The Chancellor presides over the meetings of various university bodies (such as the Court/Senate of the university). The Court/Senate decides on matters of general policy related to the development of the university, such as: (i) establishing new university departments, (ii) conferring and withdrawing degrees and titles, and (iii) instituting fellowships.
The West Bengal University Laws (Amendment) Bill, 2022 designates the Chief Minister of West Bengal as the Chancellor of the 31 public universities in the state. Further, the Chief Minister (instead of the Governor) will be the head of these universities, and preside over the meetings of university bodies (such as Court/Senate).
Does the Governor have discretion in his capacity as Chancellor?
In 1997, the Supreme Court held that the Governor was not bound by the aid and advice of the Council of Ministers, while discharging duties of a separate statutory office (such as the Chancellor).

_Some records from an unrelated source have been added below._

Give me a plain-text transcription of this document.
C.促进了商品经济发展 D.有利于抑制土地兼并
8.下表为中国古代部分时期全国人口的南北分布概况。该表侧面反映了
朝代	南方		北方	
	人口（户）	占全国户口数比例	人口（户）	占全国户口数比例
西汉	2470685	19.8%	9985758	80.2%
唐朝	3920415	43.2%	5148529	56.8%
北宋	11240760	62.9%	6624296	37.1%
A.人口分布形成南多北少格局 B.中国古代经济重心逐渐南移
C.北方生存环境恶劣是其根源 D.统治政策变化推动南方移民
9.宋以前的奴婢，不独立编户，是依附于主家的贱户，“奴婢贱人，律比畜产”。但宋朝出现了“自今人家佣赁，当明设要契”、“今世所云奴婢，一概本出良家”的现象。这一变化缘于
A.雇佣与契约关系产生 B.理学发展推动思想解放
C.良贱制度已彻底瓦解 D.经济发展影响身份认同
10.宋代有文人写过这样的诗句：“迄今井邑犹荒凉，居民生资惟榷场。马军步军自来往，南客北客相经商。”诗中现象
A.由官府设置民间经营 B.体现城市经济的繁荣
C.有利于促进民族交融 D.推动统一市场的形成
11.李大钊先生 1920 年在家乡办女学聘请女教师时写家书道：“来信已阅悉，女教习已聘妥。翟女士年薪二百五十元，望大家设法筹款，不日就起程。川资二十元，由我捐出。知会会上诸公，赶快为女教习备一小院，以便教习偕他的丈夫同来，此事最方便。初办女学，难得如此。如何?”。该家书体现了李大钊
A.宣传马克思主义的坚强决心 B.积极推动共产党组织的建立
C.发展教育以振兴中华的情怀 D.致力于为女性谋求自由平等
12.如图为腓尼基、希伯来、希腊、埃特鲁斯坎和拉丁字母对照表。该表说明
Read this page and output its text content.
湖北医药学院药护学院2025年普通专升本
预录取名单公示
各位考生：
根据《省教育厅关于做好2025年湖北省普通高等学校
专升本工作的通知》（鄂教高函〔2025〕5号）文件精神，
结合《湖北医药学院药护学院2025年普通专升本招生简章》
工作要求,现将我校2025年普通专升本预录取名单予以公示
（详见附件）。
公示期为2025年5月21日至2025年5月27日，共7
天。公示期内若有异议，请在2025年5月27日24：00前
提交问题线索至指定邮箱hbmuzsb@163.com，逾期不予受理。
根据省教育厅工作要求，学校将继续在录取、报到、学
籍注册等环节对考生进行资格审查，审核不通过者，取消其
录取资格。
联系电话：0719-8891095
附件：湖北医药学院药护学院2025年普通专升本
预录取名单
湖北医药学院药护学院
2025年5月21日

The Sarkaria and Puunchi Commission also dealt with the role of the Governor in educational institutions. Both Commissions concurred that while discharging statutory functions, the Governor is not legally bound by the aid and advice of the Council of Ministers. However, it may be advantageous for the Governor to consult the concerned Minister. The Sarkaria Commission recommended that state legislatures should avoid conferring statutory powers on the Governor, which were not envisaged by the Constitution. The Puunchi Commission observed that the role of Governor as the Chancellor may expose the office to controversies or public criticism. Hence, the role of the Governor should be restricted to constitutional provisions only. The Statement of Objects and Reasons of the West Bengal University Laws (Amendment) Bill, 2022 also mentions this recommendation given by the Puunchi Commission.
Recently, some states have taken steps to reduce the oversight of the Governor in state public universities. In April 2022, the Tamil Nadu Legislative Assembly passed two Bills, to transfer the power of appointing the Vice-Chancellor (in public universities) from the Governor, to the state government. As of June 8, 2022, these Bills have not received the Governor’s assent.
In 2021, Maharashtra amended the process to appoint the Vice Chancellor of state public universities. Prior to the amendment, a Search Committee forwarded a panel of at least five names to the Chancellor (who is the Governor). The Chancellor could then appoint one of the persons from the suggested panel as Vice-Chancellor, or ask for a fresh panel of names to be recommended. The 2021 amendment mandated the Search Committee to first forward the panel of names to the state government, which would recommend a panel of two names (from the original panel) to the Chancellor. The Chancellor must appoint one of the two names from the panel as Vice-Chancellor within thirty days. As per the amendment, the Chancellor has no option of asking for a fresh panel of names to be recommended.